Friday, January 25, 2013
Lies, damned lies and Greek statistics
January 25, 2013
Greece has brought criminal charges against the official responsible for measuring the country’s debt, thereby calling into question the validity of its €172bn second bailout by the EU and International Monetary Fund.
Financial Times, January 23
Could be worse. When Andreas Georgiou, who was head of Greece’s independent statistical agency Elstat last time I looked, was first placed under investigation in late 2011, there was talk of him facing life in prison for a kind of statistical treason. As it is, he and two of his senior staff are facing charges of corruption and making false statements, with a mere five to 10 years if found guilty.

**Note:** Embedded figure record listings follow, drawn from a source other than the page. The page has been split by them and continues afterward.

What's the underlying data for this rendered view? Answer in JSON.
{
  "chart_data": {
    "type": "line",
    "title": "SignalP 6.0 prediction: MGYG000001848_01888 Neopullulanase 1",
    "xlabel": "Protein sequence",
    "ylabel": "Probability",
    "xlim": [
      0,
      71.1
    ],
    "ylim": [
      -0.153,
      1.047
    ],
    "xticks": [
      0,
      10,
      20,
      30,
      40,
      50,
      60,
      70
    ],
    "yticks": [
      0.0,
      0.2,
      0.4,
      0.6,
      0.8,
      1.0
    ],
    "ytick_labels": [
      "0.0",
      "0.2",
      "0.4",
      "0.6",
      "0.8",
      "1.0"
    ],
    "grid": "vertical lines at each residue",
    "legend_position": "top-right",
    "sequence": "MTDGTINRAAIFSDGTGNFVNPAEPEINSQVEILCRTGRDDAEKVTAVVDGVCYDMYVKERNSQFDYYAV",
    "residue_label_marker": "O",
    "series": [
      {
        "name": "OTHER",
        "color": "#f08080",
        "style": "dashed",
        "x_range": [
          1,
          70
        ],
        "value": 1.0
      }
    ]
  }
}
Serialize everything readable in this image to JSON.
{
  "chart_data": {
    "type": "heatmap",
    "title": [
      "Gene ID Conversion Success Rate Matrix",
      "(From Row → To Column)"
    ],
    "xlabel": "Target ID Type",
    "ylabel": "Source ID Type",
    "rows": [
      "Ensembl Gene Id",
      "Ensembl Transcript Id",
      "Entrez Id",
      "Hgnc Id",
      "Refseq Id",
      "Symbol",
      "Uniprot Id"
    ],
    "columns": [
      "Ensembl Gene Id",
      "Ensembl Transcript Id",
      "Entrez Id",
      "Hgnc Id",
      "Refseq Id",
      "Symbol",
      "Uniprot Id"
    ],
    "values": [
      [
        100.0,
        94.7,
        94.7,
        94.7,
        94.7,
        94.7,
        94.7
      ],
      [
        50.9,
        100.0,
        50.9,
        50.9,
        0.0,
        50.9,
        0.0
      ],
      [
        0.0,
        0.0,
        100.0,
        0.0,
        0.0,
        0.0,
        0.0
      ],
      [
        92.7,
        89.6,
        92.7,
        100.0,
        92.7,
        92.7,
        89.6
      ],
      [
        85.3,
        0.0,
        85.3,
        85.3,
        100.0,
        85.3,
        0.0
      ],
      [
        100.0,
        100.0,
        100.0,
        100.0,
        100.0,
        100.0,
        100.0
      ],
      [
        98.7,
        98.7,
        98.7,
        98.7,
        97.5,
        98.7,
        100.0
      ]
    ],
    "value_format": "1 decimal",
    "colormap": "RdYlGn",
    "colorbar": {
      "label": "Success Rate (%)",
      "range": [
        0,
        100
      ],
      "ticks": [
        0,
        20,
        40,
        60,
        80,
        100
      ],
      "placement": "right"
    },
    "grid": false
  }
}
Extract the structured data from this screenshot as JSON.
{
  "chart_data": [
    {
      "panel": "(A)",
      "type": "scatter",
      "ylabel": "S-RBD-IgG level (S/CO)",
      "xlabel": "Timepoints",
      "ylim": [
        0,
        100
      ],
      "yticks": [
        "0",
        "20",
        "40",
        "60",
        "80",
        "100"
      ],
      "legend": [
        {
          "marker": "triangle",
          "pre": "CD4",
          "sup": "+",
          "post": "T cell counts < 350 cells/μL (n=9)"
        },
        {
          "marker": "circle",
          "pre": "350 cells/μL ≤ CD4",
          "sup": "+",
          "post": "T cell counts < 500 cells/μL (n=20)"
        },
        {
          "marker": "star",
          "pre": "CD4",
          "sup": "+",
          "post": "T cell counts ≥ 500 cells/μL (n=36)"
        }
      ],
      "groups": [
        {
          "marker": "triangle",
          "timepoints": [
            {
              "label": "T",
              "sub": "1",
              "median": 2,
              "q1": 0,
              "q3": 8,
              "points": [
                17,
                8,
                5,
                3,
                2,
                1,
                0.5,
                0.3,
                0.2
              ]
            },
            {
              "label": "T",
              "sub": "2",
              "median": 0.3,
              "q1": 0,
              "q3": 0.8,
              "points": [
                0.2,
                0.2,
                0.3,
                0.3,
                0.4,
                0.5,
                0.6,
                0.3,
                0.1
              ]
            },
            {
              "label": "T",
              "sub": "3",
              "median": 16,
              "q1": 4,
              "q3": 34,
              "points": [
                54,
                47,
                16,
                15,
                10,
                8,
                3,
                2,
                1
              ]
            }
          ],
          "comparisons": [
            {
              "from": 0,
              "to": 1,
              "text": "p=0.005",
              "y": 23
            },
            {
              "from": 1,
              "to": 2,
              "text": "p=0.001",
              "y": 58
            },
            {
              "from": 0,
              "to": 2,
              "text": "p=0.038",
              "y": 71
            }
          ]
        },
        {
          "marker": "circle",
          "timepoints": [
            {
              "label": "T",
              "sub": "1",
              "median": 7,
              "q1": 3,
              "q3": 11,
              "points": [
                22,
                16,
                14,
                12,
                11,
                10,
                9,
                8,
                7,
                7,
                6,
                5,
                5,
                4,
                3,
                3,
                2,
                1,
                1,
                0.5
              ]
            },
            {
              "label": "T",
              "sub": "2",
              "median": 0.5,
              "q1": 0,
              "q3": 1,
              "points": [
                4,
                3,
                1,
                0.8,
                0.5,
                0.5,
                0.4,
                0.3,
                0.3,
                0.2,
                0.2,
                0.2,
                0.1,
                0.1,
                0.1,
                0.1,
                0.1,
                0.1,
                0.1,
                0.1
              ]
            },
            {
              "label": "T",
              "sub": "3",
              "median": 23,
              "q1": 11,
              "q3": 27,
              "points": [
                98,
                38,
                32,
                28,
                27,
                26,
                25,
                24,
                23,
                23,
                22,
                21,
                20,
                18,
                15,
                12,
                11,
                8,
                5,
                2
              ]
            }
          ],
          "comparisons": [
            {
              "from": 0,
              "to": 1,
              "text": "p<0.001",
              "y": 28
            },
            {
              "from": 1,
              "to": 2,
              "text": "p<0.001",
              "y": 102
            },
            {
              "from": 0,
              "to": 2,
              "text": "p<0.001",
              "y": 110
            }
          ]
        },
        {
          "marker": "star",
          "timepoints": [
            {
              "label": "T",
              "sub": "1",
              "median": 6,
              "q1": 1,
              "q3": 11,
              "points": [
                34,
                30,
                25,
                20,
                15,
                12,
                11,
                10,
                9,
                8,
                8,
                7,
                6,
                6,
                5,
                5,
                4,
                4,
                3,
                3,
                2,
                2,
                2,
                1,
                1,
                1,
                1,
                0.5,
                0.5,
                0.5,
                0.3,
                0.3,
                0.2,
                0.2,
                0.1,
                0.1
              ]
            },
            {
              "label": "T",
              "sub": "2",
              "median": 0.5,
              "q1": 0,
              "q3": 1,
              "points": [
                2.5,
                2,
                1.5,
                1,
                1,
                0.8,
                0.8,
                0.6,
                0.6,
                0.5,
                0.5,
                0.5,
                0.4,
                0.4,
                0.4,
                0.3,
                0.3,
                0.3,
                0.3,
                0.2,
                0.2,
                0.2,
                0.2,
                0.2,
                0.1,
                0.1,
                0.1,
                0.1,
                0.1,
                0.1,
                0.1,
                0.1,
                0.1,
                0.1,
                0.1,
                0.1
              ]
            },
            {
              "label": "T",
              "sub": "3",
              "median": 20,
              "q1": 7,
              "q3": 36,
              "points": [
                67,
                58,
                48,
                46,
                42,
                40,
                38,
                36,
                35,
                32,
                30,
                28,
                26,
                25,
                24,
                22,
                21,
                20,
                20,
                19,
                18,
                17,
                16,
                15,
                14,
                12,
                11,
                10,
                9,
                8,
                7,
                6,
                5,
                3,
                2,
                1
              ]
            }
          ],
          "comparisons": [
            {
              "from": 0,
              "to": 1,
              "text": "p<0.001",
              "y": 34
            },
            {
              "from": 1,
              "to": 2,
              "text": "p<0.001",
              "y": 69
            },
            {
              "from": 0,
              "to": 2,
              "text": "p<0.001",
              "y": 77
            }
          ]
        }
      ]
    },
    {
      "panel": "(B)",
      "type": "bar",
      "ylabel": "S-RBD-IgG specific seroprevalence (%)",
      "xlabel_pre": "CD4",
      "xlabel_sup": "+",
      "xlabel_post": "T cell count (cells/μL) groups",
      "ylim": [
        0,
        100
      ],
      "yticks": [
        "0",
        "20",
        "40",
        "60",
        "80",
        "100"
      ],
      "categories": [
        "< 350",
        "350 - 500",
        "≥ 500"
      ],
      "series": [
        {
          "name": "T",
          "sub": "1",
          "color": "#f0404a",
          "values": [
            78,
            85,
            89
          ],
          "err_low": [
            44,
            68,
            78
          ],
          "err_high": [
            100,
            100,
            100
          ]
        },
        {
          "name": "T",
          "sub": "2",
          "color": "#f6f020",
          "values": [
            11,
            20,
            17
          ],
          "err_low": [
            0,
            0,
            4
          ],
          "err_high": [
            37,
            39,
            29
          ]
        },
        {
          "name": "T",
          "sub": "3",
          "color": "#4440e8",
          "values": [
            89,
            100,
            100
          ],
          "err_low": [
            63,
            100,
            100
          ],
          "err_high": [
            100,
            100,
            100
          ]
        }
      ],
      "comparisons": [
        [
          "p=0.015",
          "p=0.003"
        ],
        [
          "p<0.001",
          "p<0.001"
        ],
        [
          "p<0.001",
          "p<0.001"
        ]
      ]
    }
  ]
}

But what’s behind all this?
Mr Georgiou was brought into Elstat in 2010, and although he’s a Greek citizen he worked for the IMF for a few decades. He thus represents the global forces of technocracy. The case against Mr Georgiou is that, as Greece was negotiating a bailout from the international community, he deliberately exaggerated the country’s deficit statistics in a way that weakened its negotiating position. His motive, presumably, would have been to strengthen technocrats in the IMF and Eurostat, the EU’s statistical agency.
Not much of a motive.
Mr Georgiou says he is being prosecuted not for cooking the books but for failing to cook them. Greece’s budget deficit doubled overnight in late 2009 shortly after a new government was elected and announced that the previous deficit had been massively underreported. So there was a lot of statistical horseplay going on before Mr Georgiou showed up. It would certainly be comforting for some Greeks to believe that it was Mr Georgiou, not his predecessors, who were producing inaccurate numbers; Eurostat, however, has blessed Mr Georgiou’s figures as accurate.